I wasn't intrigued right away, led in initially by the promising description of a "thrilling" series, and felt myself drifting away in my thoughts and towards my phone. The acting, especially on part of Olivia Welch, who plays the previously mentioned Heather character, was fairly decent and in serious moments of anger or rage towards her own predicaments became something worth watching. The series could have moved at a better pace than it did. I would have loved to have seen more involved in the background for the main teens we follow throughout. Exposition didn't have to take what felt like a lifetime, not every piece of information needed to be withheld like a government secret. It's not bad to give the audience some crumbs of info once in a while to keep the interest going.
When you get around to around the third episode it slightly picks up, at least in terms of maintaining attention spans. While the idea of pacing out episodes similar to chapters in a book can be fun for some shows, it felt annoying to do so with Panic. Just because it's an adaptation doesn't mean you should treat it in such an isolated way…the story could do so much more and it's frustrating to see such creative opportunity go to waste in areas. There's far too much invested in a reality of danger that doesn't invite anything beyond, such as supernatural or mysterious based on the characters and their surroundings. It becomes a weird combination between the Saw franchise, The Hunger Games, and The Real World. And it feels as if the rich people from the "Purge" films got bored and attempted to woo poor college students with money so they could watch them play a messy version of American Ninja Warrior & Fear Factor.

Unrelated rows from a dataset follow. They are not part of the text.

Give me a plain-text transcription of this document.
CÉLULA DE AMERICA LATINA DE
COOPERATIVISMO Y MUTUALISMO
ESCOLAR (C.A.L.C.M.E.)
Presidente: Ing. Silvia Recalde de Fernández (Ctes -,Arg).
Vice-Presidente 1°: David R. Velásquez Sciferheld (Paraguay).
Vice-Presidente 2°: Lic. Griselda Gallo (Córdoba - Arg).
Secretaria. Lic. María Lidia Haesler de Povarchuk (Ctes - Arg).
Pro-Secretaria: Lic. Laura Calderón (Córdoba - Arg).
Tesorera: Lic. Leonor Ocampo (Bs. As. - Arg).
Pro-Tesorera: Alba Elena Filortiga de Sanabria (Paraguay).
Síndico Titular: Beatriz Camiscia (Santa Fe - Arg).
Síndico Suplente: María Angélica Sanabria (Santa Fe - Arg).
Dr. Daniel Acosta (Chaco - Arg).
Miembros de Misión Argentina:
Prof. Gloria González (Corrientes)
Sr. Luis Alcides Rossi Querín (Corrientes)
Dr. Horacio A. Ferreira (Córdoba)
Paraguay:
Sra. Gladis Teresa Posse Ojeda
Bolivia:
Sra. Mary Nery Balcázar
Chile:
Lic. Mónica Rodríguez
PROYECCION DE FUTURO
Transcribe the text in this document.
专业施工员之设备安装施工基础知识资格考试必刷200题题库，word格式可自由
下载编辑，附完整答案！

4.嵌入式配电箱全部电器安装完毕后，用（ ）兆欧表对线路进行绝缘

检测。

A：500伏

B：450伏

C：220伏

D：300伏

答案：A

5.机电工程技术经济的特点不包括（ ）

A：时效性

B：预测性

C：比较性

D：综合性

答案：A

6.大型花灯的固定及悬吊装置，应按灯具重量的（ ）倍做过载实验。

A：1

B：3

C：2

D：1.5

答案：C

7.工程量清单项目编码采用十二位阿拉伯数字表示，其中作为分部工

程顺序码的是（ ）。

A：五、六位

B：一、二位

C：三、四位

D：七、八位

Watching conventionally attractive twenty-somethings play graduated high school seniors felt overused and didn't help me get invested right away as it could have. I'm always down for a good thriller and the stories that come from YA novels can be some great ones, and that was what I expected from Panic. It shouldn't matter if I have read the book or not, as a viewer, it should feel inclusive towards those who haven't experienced the written word. What was on the line for these individuals became more and more evident as episodes chugged along. Well-paced scenes alongside an uneven story progression made an intriguing concept simply and unfairly made boring. While this series wasn't a complete miss, it almost became that way if it weren't for the acting, some fantastic shots, and an editing team that evidently tried their best with what they were given. In the end, Panic was enjoyable and a series watchable in passing the time but not as a staple going forward for the Amazon platform.